He leído muchas veces en los últimos días esa nunca sentencia de que “el virus somos nosotros”. Desde que el hombre está en casa ha crecido la hierba en las aceras, los polos han recuperado el hielo perdido, los pájaros cantan y las nubes se levantan.
Fotos de gorriones, afirmaciones de que nunca se habían escuchado tantos pájaros… De la noche a la mañana todo el mundo se ha convertido en un experto ornitólogo. Así que yo, que no quiero ser menos, aprovecho el primer rayo de sol en varios días para salir a la terraza y mirar hacia arriba. Lo único que veo es una paloma algo gorda y desplumada —como todas las palomas de ciudad, que parecen aves zombies — subida a la antena. Vaya desilusión, pienso, pero aún así decido intentarlo. Merece la pena. Al par de minutos empiezo a oír los cantos de los pájaros y unos instantes después pasan por encima de mi cabeza un par de gorriones y una enorme cigüeña.
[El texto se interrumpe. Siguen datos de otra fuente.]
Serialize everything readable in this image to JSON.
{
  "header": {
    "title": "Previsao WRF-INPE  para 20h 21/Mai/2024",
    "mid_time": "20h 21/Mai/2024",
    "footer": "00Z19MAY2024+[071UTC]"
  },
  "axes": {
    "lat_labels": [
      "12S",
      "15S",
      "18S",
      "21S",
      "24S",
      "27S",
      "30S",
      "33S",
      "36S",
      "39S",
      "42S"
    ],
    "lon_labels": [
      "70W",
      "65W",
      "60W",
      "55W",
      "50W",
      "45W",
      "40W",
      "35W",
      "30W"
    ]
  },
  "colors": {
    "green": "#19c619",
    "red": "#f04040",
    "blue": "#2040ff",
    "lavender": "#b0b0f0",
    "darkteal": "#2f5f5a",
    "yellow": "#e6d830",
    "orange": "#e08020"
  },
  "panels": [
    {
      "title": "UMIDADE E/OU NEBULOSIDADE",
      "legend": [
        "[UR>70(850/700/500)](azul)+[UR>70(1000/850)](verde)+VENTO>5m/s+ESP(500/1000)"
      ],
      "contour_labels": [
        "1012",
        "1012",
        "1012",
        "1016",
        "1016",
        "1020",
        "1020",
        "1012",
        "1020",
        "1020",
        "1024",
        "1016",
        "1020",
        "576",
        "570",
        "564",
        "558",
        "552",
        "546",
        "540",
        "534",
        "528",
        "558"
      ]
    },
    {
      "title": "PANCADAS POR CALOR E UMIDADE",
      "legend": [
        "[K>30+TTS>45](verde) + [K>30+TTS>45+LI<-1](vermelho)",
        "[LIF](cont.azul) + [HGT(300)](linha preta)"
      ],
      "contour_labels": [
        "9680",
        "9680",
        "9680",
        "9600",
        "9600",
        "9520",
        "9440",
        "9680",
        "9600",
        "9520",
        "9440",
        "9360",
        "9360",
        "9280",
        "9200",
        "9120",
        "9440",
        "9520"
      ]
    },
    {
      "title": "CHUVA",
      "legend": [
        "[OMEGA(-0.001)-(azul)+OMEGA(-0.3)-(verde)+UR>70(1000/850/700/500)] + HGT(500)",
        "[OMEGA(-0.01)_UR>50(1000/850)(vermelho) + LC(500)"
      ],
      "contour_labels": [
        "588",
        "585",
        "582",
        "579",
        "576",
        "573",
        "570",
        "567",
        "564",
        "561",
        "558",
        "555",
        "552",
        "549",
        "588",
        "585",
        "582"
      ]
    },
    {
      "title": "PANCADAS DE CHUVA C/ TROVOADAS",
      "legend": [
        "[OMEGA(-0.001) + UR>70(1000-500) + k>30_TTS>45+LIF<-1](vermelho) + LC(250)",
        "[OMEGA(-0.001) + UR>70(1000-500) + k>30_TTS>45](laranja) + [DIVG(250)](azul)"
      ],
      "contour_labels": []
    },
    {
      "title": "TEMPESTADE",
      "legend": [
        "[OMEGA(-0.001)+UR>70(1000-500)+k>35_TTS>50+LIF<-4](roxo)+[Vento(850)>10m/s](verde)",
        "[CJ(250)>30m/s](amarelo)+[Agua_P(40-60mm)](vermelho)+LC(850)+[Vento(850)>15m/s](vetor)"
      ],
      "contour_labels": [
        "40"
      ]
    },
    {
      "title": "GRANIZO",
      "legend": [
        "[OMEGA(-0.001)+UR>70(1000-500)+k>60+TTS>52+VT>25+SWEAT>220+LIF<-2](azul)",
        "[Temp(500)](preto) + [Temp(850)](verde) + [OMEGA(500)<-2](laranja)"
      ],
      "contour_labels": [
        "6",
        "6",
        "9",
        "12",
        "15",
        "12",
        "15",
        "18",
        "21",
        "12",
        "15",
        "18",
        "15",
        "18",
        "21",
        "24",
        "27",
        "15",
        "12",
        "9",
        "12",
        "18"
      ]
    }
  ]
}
Reconciliada con el mundo cierro los ojos. El sol me da en la cara y solo se escucha el piar de los pájaros. Después de un día con mucho trabajo, es genial terminar así. El impacto se escucha un par de metros más allá. Abro los ojos, miro al suelo y a lo alto de la antena. La paloma arrulla, reconociendo su culpa, y alza el vuelo. Nada es tan bonito como lo pintan.